Голос его звучал угрожающе. Он начал снимать через голову ремень полевой сумки, плащ гремел на нем, и, раздраженный этим докучливым громом, Уинстон рассердился еще больше.

— Что ж, я вру, по-твоему?

— Как ты мог подумать! — Миня сделал испуганные глаза. — Может, ты просто не понял оперативного дежурного?

— Не понял? А что там было понимать? Я честь честью обратился к нему с просьбой проинформировать меня насчет обстановки на фронте, а он, не глядя, процедил сквозь зубы… Такой, знаешь, франт, разрядился, как на парад!.. Процедил, понимаешь, сквозь золотые зубы: «Информацию у нас собирают на передовой!» Нет, ты только подумай! Я приехал сюда не за боевыми эпизодами…

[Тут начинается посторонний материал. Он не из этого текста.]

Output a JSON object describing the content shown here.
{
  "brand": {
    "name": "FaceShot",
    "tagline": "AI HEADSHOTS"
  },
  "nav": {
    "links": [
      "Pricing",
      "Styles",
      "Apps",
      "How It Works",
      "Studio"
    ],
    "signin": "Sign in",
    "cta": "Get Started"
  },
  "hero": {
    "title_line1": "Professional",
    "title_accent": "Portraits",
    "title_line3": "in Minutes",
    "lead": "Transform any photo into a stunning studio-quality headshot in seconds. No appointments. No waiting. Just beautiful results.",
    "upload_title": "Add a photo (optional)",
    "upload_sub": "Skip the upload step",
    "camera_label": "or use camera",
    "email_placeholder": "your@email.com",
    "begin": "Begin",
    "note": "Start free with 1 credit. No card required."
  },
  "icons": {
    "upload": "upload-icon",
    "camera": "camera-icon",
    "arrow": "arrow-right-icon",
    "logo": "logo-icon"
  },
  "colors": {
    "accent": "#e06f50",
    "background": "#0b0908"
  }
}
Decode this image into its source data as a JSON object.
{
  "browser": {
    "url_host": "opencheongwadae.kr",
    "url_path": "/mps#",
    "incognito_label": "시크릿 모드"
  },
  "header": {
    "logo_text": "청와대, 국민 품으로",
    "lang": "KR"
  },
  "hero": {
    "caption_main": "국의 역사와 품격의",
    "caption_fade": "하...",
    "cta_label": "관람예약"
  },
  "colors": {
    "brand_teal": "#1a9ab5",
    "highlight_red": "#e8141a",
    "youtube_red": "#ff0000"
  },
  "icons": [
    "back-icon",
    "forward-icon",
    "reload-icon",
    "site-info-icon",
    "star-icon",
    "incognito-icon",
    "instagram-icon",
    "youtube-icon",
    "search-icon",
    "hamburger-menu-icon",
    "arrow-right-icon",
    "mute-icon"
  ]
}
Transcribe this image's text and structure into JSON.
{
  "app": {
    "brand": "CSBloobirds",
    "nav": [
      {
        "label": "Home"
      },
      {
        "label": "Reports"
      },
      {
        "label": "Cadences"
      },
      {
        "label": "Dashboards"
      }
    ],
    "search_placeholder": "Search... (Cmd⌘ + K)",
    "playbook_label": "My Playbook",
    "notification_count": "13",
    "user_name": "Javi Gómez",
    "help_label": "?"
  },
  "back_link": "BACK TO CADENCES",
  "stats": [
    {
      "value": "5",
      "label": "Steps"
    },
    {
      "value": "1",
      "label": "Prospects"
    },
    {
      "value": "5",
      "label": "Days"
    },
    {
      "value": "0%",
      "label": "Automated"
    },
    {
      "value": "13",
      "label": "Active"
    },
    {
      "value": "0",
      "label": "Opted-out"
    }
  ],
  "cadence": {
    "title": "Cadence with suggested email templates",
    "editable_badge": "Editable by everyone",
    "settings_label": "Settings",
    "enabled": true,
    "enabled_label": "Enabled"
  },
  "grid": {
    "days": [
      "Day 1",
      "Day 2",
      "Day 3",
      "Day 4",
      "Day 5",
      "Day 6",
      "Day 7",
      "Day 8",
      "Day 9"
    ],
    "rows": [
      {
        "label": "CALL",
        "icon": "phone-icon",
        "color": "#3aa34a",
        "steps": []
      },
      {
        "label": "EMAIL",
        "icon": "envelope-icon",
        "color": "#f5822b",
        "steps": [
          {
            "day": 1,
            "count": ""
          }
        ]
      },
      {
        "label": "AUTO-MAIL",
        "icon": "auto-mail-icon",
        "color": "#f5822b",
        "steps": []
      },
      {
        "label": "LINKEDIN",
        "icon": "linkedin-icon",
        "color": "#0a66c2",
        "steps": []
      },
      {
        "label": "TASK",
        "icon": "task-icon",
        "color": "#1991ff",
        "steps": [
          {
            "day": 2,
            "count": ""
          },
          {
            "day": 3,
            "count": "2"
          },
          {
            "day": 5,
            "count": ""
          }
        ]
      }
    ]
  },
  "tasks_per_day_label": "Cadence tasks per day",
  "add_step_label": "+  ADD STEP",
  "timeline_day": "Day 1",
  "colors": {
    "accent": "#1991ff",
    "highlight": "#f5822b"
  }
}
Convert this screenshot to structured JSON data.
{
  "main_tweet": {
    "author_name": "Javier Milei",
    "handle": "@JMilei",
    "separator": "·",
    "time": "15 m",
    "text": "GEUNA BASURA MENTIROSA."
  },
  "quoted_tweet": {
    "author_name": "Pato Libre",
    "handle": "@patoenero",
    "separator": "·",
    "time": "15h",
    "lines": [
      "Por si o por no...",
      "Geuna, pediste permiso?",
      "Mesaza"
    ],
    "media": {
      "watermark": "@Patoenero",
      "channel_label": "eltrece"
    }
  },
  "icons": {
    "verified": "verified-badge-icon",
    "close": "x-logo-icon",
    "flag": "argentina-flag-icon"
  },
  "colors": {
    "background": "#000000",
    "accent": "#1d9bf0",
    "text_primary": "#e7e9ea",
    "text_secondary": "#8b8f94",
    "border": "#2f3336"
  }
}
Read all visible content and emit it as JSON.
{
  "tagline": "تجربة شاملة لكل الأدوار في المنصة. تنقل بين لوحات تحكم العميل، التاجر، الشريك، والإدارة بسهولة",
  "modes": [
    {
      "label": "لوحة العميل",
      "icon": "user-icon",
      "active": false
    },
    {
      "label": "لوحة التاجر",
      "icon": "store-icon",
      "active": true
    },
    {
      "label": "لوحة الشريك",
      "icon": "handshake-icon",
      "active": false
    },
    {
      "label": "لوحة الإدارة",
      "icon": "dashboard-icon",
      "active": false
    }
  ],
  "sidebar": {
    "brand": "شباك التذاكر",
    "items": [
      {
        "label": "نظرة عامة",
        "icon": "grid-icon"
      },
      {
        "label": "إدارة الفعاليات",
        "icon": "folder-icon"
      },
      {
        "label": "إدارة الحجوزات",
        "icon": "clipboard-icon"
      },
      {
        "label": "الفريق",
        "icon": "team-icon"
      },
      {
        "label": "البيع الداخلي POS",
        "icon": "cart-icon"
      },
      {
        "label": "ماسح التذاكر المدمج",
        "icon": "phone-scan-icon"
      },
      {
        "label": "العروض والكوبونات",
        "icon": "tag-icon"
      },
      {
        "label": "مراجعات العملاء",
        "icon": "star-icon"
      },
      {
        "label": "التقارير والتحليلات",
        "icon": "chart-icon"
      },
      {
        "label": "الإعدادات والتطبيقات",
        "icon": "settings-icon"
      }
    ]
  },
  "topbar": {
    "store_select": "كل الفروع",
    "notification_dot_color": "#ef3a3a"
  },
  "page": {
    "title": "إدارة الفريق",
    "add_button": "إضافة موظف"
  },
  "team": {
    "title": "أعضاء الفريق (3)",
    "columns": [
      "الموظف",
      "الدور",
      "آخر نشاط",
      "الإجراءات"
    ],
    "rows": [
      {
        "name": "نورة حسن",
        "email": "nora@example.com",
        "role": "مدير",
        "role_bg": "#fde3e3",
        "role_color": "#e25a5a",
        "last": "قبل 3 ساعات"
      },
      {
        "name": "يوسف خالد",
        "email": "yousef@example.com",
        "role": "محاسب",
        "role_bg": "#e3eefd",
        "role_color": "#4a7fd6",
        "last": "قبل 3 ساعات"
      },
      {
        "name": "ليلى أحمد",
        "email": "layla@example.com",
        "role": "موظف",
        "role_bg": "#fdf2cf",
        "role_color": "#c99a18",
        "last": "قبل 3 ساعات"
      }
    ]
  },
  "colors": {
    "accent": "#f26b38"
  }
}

Уинстон бросил на меня полный презрения взгляд, из которого следовало сделать вывод, что для собирания фронтовых эпизодов гожусь именно я, а его назначение состоит в большем — брать обстановку в целом, осмысливать, обобщать. Ну что ж, вот и обобщай с точки зрения того разведчика, который семь ночей охотился за «языком», а не с точки зрения оперативного дежурного, который не хочет не только информировать, но даже и разговаривать с тобой… Да и не имеет права.

— Ну хорошо, — продолжал тем временем Уинстон, — от меня так быстро но отделаешься, ты же меня знаешь…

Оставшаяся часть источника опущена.